As we are able to open our heart to the depths of our own suffering we become more able to be open to the suffering of others as well. Compassion is the fruit of conscious suffering. With compassion we see that our suffering is indistinguishable from that of all humanity—and indeed, that of all sentient beings. This suffering is no longer my suffering, or even our suffering, it is simply the suffering that is inherent in the human condition itself. When we cease to suffer in isolation, the nature of our suffering changes; as the context of our suffering becomes universalized our compassion deepens. Our motivation for spiritual practice then becomes more than the dissolution of one‘s own suffering: our motivation becomes the transformation of the suffering of all beings.
The ideal of the Bodhisattva becomes the natural outgrowth of our practice; not because we choose to be a saint or a martyr but simply because we recognize than my suffering is essentially not different from the suffering of all sentient beings.
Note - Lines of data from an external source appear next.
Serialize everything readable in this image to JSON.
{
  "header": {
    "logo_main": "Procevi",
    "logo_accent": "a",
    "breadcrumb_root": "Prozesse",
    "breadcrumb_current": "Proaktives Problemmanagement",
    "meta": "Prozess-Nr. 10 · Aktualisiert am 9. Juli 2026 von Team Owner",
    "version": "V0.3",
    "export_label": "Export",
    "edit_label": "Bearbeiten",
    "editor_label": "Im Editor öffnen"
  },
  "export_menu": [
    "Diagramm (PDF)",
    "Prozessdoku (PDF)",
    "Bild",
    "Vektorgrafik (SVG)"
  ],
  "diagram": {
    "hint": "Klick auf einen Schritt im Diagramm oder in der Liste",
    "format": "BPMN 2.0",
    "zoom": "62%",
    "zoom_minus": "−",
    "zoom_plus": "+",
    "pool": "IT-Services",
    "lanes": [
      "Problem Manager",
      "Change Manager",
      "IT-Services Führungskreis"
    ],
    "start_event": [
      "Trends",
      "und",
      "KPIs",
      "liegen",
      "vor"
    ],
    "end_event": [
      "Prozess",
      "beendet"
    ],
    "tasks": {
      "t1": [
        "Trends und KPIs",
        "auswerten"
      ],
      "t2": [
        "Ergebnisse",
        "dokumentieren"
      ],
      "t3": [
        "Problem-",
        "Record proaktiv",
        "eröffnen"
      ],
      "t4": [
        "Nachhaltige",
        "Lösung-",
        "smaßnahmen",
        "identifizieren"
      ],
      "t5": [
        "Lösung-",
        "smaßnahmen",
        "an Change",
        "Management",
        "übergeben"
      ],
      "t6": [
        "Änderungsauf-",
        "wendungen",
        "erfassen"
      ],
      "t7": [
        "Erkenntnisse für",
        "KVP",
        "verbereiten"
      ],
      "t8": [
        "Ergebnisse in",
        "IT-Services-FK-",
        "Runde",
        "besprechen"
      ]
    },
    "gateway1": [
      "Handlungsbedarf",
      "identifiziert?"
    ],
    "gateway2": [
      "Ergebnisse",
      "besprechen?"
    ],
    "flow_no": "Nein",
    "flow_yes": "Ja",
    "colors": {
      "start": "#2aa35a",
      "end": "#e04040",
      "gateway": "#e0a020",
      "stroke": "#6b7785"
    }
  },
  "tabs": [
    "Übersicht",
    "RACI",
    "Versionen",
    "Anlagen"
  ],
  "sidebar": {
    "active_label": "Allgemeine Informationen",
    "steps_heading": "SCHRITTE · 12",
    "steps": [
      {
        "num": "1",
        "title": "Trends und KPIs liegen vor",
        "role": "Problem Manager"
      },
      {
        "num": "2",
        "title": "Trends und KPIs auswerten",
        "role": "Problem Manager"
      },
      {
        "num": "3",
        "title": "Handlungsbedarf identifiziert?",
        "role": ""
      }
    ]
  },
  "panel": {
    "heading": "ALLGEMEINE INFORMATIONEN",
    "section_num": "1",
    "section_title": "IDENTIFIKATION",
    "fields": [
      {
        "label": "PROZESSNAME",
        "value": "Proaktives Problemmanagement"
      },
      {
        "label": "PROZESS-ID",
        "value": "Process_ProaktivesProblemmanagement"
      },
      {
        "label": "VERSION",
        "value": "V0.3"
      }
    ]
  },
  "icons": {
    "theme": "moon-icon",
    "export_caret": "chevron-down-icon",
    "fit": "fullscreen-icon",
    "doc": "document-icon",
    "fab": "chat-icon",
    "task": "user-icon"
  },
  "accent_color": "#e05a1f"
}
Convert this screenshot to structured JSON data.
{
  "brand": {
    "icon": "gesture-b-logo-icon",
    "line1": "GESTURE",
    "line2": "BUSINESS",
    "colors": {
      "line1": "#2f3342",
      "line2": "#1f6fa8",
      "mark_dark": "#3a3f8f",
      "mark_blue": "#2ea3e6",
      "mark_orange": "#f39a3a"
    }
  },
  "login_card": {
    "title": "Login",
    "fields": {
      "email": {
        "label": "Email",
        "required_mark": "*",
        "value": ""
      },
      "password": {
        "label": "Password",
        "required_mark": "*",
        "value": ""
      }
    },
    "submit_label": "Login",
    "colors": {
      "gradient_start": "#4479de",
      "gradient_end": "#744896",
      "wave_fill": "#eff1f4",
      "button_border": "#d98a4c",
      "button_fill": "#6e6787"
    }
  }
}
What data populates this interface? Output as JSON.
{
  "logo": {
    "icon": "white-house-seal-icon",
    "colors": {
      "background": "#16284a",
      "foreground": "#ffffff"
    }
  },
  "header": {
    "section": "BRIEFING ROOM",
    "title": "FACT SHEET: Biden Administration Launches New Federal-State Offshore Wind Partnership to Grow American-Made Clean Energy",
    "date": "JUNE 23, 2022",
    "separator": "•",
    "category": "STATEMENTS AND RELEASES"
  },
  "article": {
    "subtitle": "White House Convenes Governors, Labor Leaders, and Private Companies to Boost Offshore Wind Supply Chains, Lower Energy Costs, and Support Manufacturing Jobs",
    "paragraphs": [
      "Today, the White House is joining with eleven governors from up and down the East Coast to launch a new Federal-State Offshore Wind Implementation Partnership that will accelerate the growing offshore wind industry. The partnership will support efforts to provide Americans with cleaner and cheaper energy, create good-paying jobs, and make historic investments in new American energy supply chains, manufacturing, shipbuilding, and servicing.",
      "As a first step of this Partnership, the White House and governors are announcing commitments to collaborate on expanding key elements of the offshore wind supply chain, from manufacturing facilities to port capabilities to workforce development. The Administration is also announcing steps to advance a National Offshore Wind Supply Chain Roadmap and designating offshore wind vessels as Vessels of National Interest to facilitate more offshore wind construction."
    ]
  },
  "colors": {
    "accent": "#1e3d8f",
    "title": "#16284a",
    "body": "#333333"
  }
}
Wisdom and compassion gives us eyes to see suffering not as a personal obstacle to overcome, but as a vehicle to realize our innate oneness with all beings.
The following is a prayer that we say at the close of each Monday night sangha at UnityVillage.
By the power of this practice:
May all beings have happiness and the causes of happiness;
May all beings be free from suffering and the causes of suffering;
May they know the sacred joy that arises in the space beyond suffering;
May they rest in equanimity that knows no grasping or hatred;
May they experience the equality of all beings;
May my practice be of benefit to all.